夏の日差しが僅かに差し込む木陰の下で、私は総司を見つめていた。
それは自分では抱えきれなくなった大きな想いを総司に伝えたくて、ずっと機会を窺っていたから。
私がずっと前から総司だけを見ていたこと。
総司のことが大好きで堪らないこと。
総司だってきっともうわかってるよね?


「セラ」


総司の指が私に伸ばされて、耳をなぞり髪を梳くように優しく私の髪を撫でてくれる。
私を見つめる瞳がいつもよりずっと熱っぽくて、その表情を見れば総司も私と同じ気持ちでいてくれていると信じることが出来た。

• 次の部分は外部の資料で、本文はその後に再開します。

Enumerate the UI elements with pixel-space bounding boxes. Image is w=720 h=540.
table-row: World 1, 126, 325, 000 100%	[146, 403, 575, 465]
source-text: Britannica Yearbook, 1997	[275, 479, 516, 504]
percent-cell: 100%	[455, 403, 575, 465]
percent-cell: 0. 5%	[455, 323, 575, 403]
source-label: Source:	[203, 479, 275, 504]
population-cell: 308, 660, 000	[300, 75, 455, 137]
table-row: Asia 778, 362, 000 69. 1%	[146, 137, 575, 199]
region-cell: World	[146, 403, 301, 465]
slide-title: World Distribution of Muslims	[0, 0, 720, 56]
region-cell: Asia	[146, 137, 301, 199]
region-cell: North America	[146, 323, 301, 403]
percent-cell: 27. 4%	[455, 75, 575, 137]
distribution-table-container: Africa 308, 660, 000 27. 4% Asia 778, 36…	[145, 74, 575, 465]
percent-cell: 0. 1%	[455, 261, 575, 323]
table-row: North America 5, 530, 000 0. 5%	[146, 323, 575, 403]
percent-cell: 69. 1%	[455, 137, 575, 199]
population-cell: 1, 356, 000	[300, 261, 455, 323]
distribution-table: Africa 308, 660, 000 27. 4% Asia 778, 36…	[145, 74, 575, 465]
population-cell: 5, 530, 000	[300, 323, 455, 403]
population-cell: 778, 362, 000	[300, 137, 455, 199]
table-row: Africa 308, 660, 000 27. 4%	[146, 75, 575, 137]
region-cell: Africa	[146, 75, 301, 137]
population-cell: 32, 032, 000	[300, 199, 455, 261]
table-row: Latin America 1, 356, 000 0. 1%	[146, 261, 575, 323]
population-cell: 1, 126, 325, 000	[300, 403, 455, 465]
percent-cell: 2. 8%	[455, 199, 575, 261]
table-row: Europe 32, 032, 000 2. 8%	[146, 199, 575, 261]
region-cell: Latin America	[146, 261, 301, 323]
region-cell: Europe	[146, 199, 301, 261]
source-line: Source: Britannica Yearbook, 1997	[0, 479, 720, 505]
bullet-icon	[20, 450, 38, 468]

こんなに心臓が煩いのに、言葉より先に触れたいと思うのはどうしてだろう。
近づいてくる総司の顔から、目を逸らすことも出来なかった。
総司の情欲に潤んだ瞳が綺麗で、その目線が私の唇に落とされるとその温もりを待ち侘びずにはいられなくて。
頬を撫でる総司の指の温もりを心地良く感じながら、私の瞳も閉じられていった。


「セラお嬢様?いらっしゃいませんか?」


唇が重なる直前、直ぐ近くから私を呼ぶ山崎さんの声が聞こえて、私の身体は思わず揺れる。
総司も動きを止めて真顔になると、辺りを何度か見回していた。


「先生がいらっしゃってるのにどこに行ってしまわれたのでしょうね」

「沖田さんに会いに行くと言って城を出ていかれましたが……まさか今も沖田さんといらっしゃるということはないですよね」

「さすがにお嬢様に限ってそれはないのでは?今まで一度もレッスンに遅れたりすっぽかしたりしたことはありませんし」

「確かに倒れるまで無理されるお方ですからね。ですが沖田さんの影響で何か変わってしまった可能性も否めないような気も……」

「まあ……その可能性もなくはないでしょうが、取り敢えず体調が悪くなって倒れでもしていたら一大事です。私はこの近くを見て回るので、山崎君は騎士団の敷地を見に行って頂けませんか?」

「かしこまりました。侍女達が城内を探していると思いますので、もし見つかりましたら彼女達へのご報告もお願い致します」

「わかりました、ではまた後程」


山南さんと山崎さんの会話を息を殺して聞いていた私達は、互いに真顔で見つめ合う。
庭園の時計を見れば、いつの間にかもう三時半過ぎ。
人生初めての遅刻だ。


『どうしよう……寝てて時間のこと考えるの忘れてた』

「ははっ、馬鹿だね」

『馬鹿とか言わないで。総司の責任でもあるんだからね?』

「なんでさ。僕は君の予定なんて知らないし、まさかこの後授業があるのに寝てるなんて思わないじゃない」

『あれは……つい寝ちゃっただけなの』

「時間の管理はしっかりご自分でなさって下さいね?お嬢様」


山南さんの真似なのか何なのか、総司は悪戯に微笑んでそんなことを言ってくる。


『意地悪……』

「今頃知ったの?」

『もう……どうしよう……』

「静かに」


総司に言われて、慌てて自分の口を閉じる。
耳を澄まして様子を窺っていると、誰かが庭園の中へ入ってくる足音がした。
低木から覗けば、山南さんが私を探してここに入ってきたらしい。
気付かれたら大変だと総司に身を寄せると、総司がそんな私の手を握りそっと指を絡めた。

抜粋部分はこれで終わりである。